Aún no estaba convencida de que el cristianismo fuera verdad, pero ese enfoque tenía sentido. Si Dios existía, lo más lógico es que se revelara de una manera que pudiéramos entender.
C. S. Lewis también despertó mi curiosidad por leer la Biblia. Empecé con los Evangelios, y nunca olvidaré cuando leí esto por primera vez:
El Verbo se hizo hombre y habitó entre nosotros. Y hemos contemplado su gloria, la gloria que corresponde al unigénito Hijo del Padre, lleno de gracia y verdad [...] La gracia y la verdad nos han llegado por medio de Jesucristo. A Dios nadie lo ha visto nunca; el Hijo unigénito, quien es Dios y que vive en unión íntima con el Padre, nos lo ha dado a conocer. Juan 1:14, 17-18
Fue un proceso, pero finalmente llegué a creer que Jesús era quien decía: el Hijo de Dios enviado a nuestro planeta para sacarnos de la situación desesperada en la que estamos. Jesús no solo vino a revelarnos al Padre, sino a morir en la cruz asumiendo nuestro pecado. Un día entregué mi vida a Dios a través de Jesucristo, completamente y sin reservas.
Qué significa ser humano
Una parte de mi búsqueda fue conocer a Dios, pero la otra fue descubrir quiénes somos y por qué estamos aquí. Me sorprendió descubrir que Jesús no solo es la ventana que nos permite entender la naturaleza de Dios, sino que también nos revela lo que significa ser verdaderamente humanos: humanos tal y como Dios había tenido en mente desde el principio.

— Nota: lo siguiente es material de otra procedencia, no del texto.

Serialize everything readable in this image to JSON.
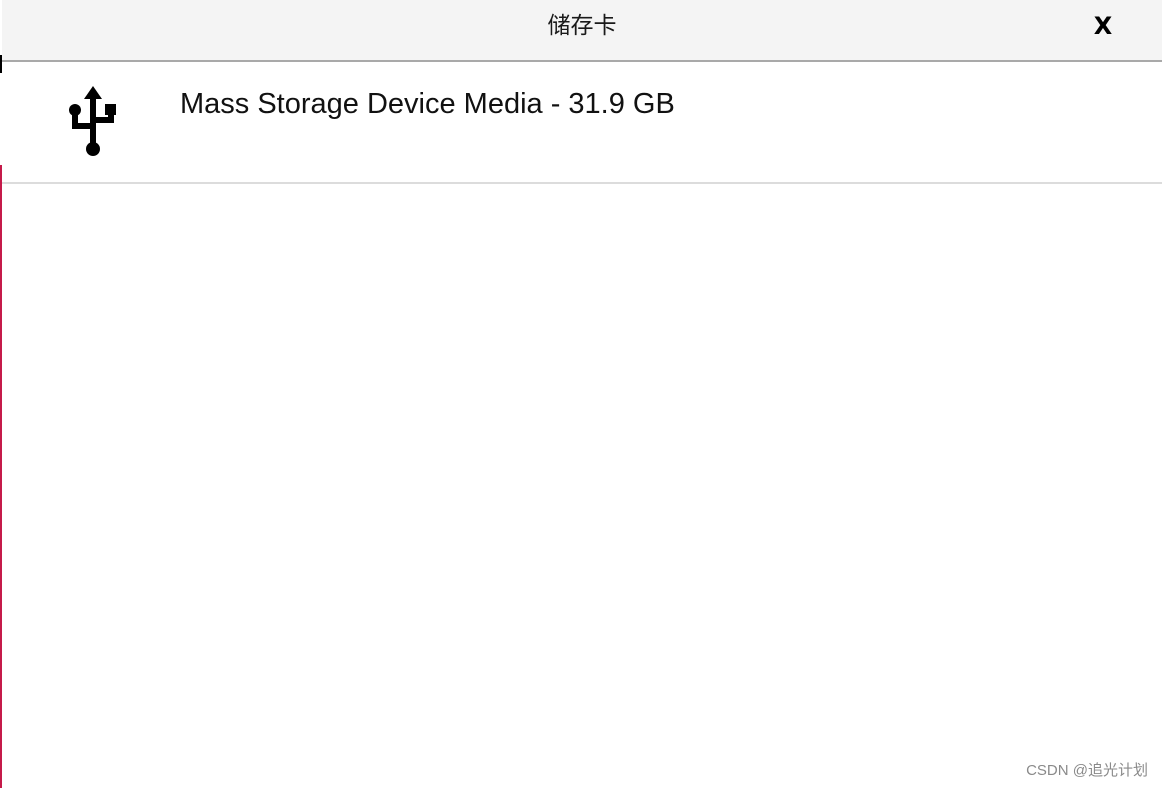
{
  "dialog": {
    "title": "储存卡",
    "close_label": "X"
  },
  "devices": [
    {
      "icon": "usb-icon",
      "label": "Mass Storage Device Media - 31.9 GB"
    }
  ],
  "watermark": "CSDN @追光计划",
  "colors": {
    "accent": "#c51a4a",
    "title_bar": "#f4f4f4",
    "divider": "#dcdcdc"
  }
}
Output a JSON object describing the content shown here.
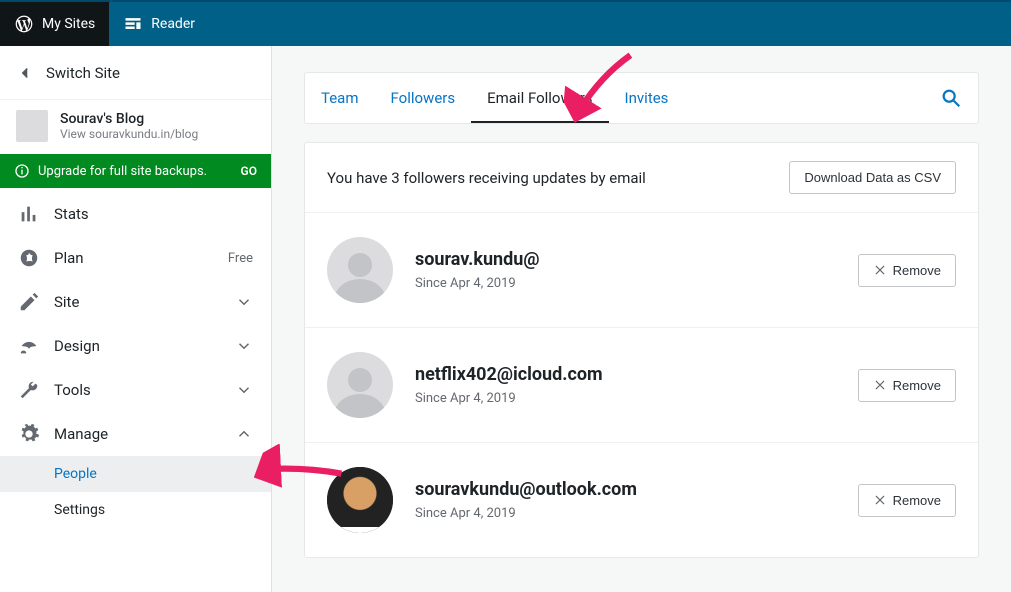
{
  "masterbar": {
    "my_sites": "My Sites",
    "reader": "Reader"
  },
  "switch_site": "Switch Site",
  "site": {
    "name": "Sourav's Blog",
    "url": "View souravkundu.in/blog"
  },
  "upgrade": {
    "text": "Upgrade for full site backups.",
    "cta": "GO"
  },
  "nav": {
    "stats": "Stats",
    "plan": "Plan",
    "plan_badge": "Free",
    "site": "Site",
    "design": "Design",
    "tools": "Tools",
    "manage": "Manage",
    "people": "People",
    "settings": "Settings"
  },
  "tabs": {
    "team": "Team",
    "followers": "Followers",
    "email_followers": "Email Followers",
    "invites": "Invites"
  },
  "panel": {
    "message": "You have 3 followers receiving updates by email",
    "download": "Download Data as CSV",
    "remove": "Remove"
  },
  "followers_list": [
    {
      "email": "sourav.kundu@",
      "since": "Since Apr 4, 2019",
      "avatar": "default"
    },
    {
      "email": "netflix402@icloud.com",
      "since": "Since Apr 4, 2019",
      "avatar": "default"
    },
    {
      "email": "souravkundu@outlook.com",
      "since": "Since Apr 4, 2019",
      "avatar": "photo"
    }
  ]
}
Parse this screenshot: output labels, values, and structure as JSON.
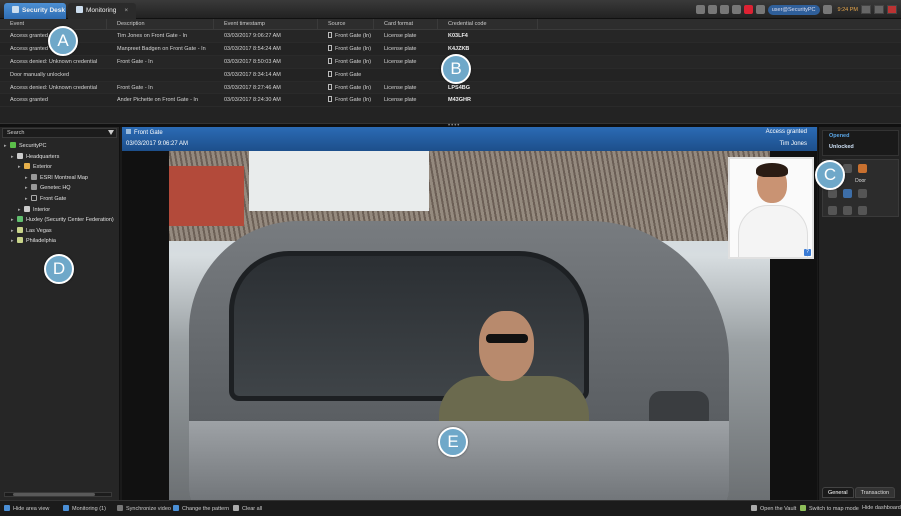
{
  "tabs": [
    {
      "label": "Security Desk"
    },
    {
      "label": "Monitoring"
    }
  ],
  "tray": {
    "user": "user@SecurityPC",
    "time": "9:24 PM"
  },
  "events": {
    "columns": [
      "Event",
      "Description",
      "Event timestamp",
      "Source",
      "Card format",
      "Credential code"
    ],
    "rows": [
      [
        "Access granted",
        "Tim Jones on Front Gate - In",
        "03/03/2017 9:06:27 AM",
        "Front Gate (In)",
        "License plate",
        "K03LF4"
      ],
      [
        "Access granted",
        "Manpreet Badgen on Front Gate - In",
        "03/03/2017 8:54:24 AM",
        "Front Gate (In)",
        "License plate",
        "K4JZKB"
      ],
      [
        "Access denied: Unknown credential",
        "Front Gate - In",
        "03/03/2017 8:50:03 AM",
        "Front Gate (In)",
        "License plate",
        "HF64L8"
      ],
      [
        "Door manually unlocked",
        "",
        "03/03/2017 8:34:14 AM",
        "Front Gate",
        "",
        ""
      ],
      [
        "Access denied: Unknown credential",
        "Front Gate - In",
        "03/03/2017 8:27:46 AM",
        "Front Gate (In)",
        "License plate",
        "LPS4BG"
      ],
      [
        "Access granted",
        "Ander Pichette on Front Gate - In",
        "03/03/2017 8:24:30 AM",
        "Front Gate (In)",
        "License plate",
        "M43GHR"
      ]
    ]
  },
  "left": {
    "search_placeholder": "Search",
    "tree": [
      {
        "label": "SecurityPC",
        "level": 0,
        "icon": "network-icon"
      },
      {
        "label": "Headquarters",
        "level": 1,
        "icon": "area-icon"
      },
      {
        "label": "Exterior",
        "level": 2,
        "icon": "exterior-icon"
      },
      {
        "label": "ESRI Montreal Map",
        "level": 3,
        "icon": "map-icon"
      },
      {
        "label": "Genetec HQ",
        "level": 3,
        "icon": "map-icon"
      },
      {
        "label": "Front Gate",
        "level": 3,
        "icon": "door-icon"
      },
      {
        "label": "Interior",
        "level": 2,
        "icon": "area-icon"
      },
      {
        "label": "Huxley (Security Center Federation)",
        "level": 1,
        "icon": "federation-icon"
      },
      {
        "label": "Las Vegas",
        "level": 1,
        "icon": "folder-icon"
      },
      {
        "label": "Philadelphia",
        "level": 1,
        "icon": "folder-icon"
      }
    ]
  },
  "tile": {
    "source": "Front Gate",
    "timestamp": "03/03/2017 9:06:27 AM",
    "event": "Access granted",
    "cardholder": "Tim Jones",
    "pip_badge": "?"
  },
  "right": {
    "status_open": "Opened",
    "status_unlocked": "Unlocked",
    "door_label": "Door",
    "tabs": [
      "General",
      "Transaction"
    ]
  },
  "bottom": {
    "hide_area_view": "Hide area view",
    "monitoring": "Monitoring (1)",
    "sync_video": "Synchronize video",
    "change_pattern": "Change the pattern",
    "clear_all": "Clear all",
    "open_vault": "Open the Vault",
    "map_mode": "Switch to map mode",
    "hide_dashboard": "Hide dashboard"
  },
  "callouts": [
    "A",
    "B",
    "C",
    "D",
    "E"
  ]
}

Durante todos mis años de ministerio he reflexionado mucho sobre por qué a los cristianos les cuesta compartir su fe. Siempre supe que no era por no tener la técnica más actual o aquella nueva fórmula que funcionaba con todas las personas y en todas las situaciones (había y sigue habiendo mucha gente ofreciendo ese tipo de “estrategias” evangelísticas). Con el tiempo comencé a ver que el problema era más profundo.
Dick y yo hemos viajado por todo el mundo para capacitar a los cristianos en el área de la evangelización, ¿y qué es lo que escuchamos una y otra vez? La gente se nos acerca después de una charla con cara de estar a punto de confesar su secreto más oscuro: algo que esperan que nadie descubra nunca. Y dicen: “Yo sí quiero compartir mi fe. ¡Pero no puedo!”.
“¿Por qué no puedes?”, siempre preguntamos.
“Porque…”, dicen, mirando a su alrededor esperando que nadie les escuche, “no sé lo suficiente. No soy el cristiano perfecto. ¿Y si los ofendo? ¿Y si no puedo responder a sus preguntas? La cuestión es que no puedo compartir mi fe porque... ¡me siento incapaz!”.
“Esto… ¡claro que eres incapaz!”, respondemos nosotros. “¡Todos somos incapaces! ¡Todos dependemos completamente de Dios! ¿Y no es liberador ser conscientes de ello? ¡Nuestra dependencia de Dios no es algo de lo que avergonzarse!”.